Watch closely what happen if I replace median with average:
It's a completely wrong method
There are three distinguishable groups of translators (and consequently Moderators):
- Group of consistent authors, scoring 80 points
- Group of authors who are struggling, scoring about 60-65 points
- Group of authors who are more-less consistent, but can occasionally score below the expectations
What should we do with this?
I think that we should have more translations worth 80 points.
We should foster high-quality contributions and encourage the members to work better.
If there are two distinguishabe groups out quality will be inconsisten and the whole project would be compromised
(*you see... :D )
For those who are not involved in the project, like @chappertron , I will make a "simulation".
Let's examine the hypothetical score:
- accuracy - excellent
- consistency - excellent
- legibility - excellent
- sufficient post, 1000 words
Number of errors:
- No Errors: 86
- 1 Error: 78 (-8 points, -8 points per error)
- 3 Errors: 72 (-6 points, -3 points per new error)
- 6 Errors: 67 (-5 points, -1.67 points per new error)
- 10 Errors: 63 (-4 points, -1 point per new error)
Given values are responsible for those 4.5 peaks I mentioned:
Errors are giving peaks - all other options are just making those peaks "wider / broaded".
This is why we don't have and can't have "smooth" distribution of scores.
Why is the "error of innocence" this expensive, 8 points - I don't know.
How is it possible that you can almost double the errors and lose only 4 points - I don't know.
Hypothetical situation No.2: everything is done perfectly well.

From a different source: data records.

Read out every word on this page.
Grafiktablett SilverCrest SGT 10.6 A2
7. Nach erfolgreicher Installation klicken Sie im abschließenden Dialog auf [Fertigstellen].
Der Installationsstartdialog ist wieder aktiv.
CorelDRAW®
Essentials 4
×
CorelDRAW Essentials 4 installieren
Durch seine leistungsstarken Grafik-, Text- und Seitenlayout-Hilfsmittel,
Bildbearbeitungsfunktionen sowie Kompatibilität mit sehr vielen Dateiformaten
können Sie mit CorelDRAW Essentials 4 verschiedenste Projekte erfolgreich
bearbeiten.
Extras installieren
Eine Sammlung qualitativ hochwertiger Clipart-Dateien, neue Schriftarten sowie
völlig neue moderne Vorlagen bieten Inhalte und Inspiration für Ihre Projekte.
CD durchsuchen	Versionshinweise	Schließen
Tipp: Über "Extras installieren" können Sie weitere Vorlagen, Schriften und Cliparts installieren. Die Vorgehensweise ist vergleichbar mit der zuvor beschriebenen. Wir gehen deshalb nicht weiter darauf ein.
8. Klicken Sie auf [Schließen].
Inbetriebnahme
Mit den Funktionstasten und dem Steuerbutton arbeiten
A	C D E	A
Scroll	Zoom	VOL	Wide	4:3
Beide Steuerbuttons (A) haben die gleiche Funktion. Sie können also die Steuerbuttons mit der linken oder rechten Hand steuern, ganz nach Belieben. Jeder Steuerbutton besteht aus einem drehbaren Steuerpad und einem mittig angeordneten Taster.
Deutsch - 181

The project is 20.000 words long.
This is how it can be "sold":
- 10 x 2000 words = 10 x 100 = 1000 points
- 11 x 1800 words = 11 x 98 = 1078 points
- 11 x 1600 words = 12 x 96 = 1152 points
- 14 x 1400 words = 14 x 94 = 1316 points
- 16 x 1200 words = 16 x 92 = 1472 points
- 20 x 1000 words = 20 x 90 = 1800 points
How is it possible that you can earn between 1000 and 1800 points for the same task - I don't know.